Defer kekulization of tautomers until they are actually needed for
transform matching. This avoids creating kekulized copies for:
1. The initial tautomer (until first iteration)
2. New tautomers that may never be processed (if enumeration ends early)

The Tautomer class now supports lazy initialization of the kekulized
form via getKekulized() method.

Performance improvement: ~7% additional speedup (total ~22-24% from baseline)

* Use count-only substructure matching in tautomer scoring

* Add SubstructMatchCount regression test

* MolStandardize: reduce enumerate overhead

* MolStandardize: avoid per-tautomer ring recomputation

* Atom: cache PeriodicTable pointer in valence calcs

* Atom: reuse PeriodicTable in getEffectiveAtomicNum

* PeriodicTable: add atomic fast path for getTable

* GraphMol: reduce ROMol copy reallocations

* MolStandardize: use quickCopy for per-match product copies

Use RWMol(*kmol, true) in tautomer enumeration to avoid copying properties/bookmarks/conformers for each candidate. This reduces deep-copy overhead without changing chemistry.
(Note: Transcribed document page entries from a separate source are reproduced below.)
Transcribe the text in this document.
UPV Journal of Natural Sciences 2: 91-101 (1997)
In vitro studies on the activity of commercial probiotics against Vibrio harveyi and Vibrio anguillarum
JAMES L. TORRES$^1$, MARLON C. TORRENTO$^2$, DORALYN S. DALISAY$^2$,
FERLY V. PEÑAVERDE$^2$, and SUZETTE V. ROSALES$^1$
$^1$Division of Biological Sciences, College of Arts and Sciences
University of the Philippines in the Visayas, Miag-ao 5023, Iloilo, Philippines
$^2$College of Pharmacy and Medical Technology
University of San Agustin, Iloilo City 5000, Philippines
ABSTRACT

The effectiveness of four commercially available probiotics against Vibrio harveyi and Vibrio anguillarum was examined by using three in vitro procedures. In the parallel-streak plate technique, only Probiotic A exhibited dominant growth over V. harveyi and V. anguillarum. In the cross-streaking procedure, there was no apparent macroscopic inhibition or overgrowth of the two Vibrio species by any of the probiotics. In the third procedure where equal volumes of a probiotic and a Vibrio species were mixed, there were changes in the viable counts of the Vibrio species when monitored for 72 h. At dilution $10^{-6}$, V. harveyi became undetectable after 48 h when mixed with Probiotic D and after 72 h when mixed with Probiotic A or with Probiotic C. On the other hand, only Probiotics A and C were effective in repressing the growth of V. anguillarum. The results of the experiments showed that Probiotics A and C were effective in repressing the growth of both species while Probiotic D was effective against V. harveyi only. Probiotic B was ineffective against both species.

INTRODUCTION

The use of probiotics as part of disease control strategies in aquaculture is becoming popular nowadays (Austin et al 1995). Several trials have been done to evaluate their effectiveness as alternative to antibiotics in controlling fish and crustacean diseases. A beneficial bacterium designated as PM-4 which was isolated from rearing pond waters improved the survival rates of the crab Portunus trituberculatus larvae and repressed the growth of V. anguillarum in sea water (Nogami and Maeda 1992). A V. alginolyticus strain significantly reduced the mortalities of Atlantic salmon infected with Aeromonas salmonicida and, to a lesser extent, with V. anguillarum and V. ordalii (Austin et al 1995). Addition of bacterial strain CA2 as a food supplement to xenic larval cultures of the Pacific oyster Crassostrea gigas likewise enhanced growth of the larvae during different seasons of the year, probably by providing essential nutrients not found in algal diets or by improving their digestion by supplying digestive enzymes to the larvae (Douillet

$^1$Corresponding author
* MolStandardize: pre-filter scoring patterns by element/connectivity

For tautomer scoring, pre-compute which SubstructTerms are relevant for
a given input molecule. Since tautomerization only moves H atoms and
changes bond orders (never creates/destroys heavy-atom bonds), patterns
requiring missing elements or connectivity can be skipped for all
tautomers of that molecule.

Two-stage filtering:
1. Element check: skip patterns requiring atoms not in the molecule
2. Connectivity check: skip patterns whose bond-order-agnostic structure
   doesn't match the input molecule's connectivity

This reduces the number of VF2 substructure calls per tautomer from 12
to typically 3-5, depending on the molecule's composition.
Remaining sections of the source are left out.